The figures from Insignia Financial Group’s (ASX: IFL) MLC Super and AMP’s (ASX:AMP) AMP Super throw down the gauntlet to industry and profit-to-remember funds but it is too early to know if they delivered equally strong performances.
The MLC High Growth investment option returned 11.4% in FY25 and 11.4% per year ovr the last five years while the MLC MySuper Growth option delivered 10.1% and 9.2% respectively.

AMP’s MySuper 1970s, 1980s and 1990s options achieved returns of 12.7%, 12.9% and 12.8% for FY25 and 9.7%, 10.2% and 10.1% over five years while the MySuper 1950s and 1960s funds posted 10.1% and 11.2% (FY25) and 5.4% and 7.1% (five years).

Staying neutral
MLC Asset Management Chief Investment Officer Dan Farmer said the strong performance of global and Australian equities had been the key drivers of the performance, with alternative assets, private credit and infrastructure also performing well.

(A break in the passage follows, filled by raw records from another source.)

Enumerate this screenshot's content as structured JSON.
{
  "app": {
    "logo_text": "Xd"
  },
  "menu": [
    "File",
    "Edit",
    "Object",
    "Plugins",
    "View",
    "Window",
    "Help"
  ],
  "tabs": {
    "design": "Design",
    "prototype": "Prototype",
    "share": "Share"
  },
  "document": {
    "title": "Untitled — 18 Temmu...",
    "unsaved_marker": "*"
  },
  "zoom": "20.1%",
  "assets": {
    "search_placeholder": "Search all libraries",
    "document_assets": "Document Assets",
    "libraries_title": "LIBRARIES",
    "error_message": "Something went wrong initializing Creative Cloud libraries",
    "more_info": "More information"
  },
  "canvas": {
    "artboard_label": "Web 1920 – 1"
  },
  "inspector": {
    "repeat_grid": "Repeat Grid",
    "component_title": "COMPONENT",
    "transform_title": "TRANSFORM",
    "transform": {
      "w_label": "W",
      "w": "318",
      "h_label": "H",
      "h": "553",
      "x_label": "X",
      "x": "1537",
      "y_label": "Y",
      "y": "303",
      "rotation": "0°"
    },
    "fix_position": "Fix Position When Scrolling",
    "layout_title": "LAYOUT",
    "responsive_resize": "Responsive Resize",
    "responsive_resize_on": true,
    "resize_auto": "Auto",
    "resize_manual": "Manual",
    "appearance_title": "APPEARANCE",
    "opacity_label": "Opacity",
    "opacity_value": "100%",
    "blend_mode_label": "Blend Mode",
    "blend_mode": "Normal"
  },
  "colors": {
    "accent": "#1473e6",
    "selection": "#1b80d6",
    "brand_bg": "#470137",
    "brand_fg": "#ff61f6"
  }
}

He said MLC had been well-positioned for the U.S. change of government, geopolitical issues and moderating inflation, maintaining neutral equity weights throughout the year.
“This year was one of the noisiest we’ve had in a while, but despite the noise, we have delivered strong returns and good outcomes for members, against a volatile market backdrop,” Farmer said in a release.
Catching rebound
Chief Investment Officer Anna Shelley said AMP’s portfolios had been well-positioned to capture the upside of the strong rebound in equities in the last few months in the United States and parts of Europe.
“Our overweight to US shares contributed meaningfully to performance in the first part of the year — and we closed that overweight in early February, anticipating risks around US trade policy,” Shelley said in a media release.
She said AMP’s focus during the ‘Liberation Day’-related volatility was avoiding unforced errors which meant buying equities on down days and trimming on up days.
Stock selection in international equities contributed positively, the Bitcoin allocation produced modest gains, AMP benefitted from buying direct property at a discount from distressed sellers and it had been building exposures in direct infrastructure.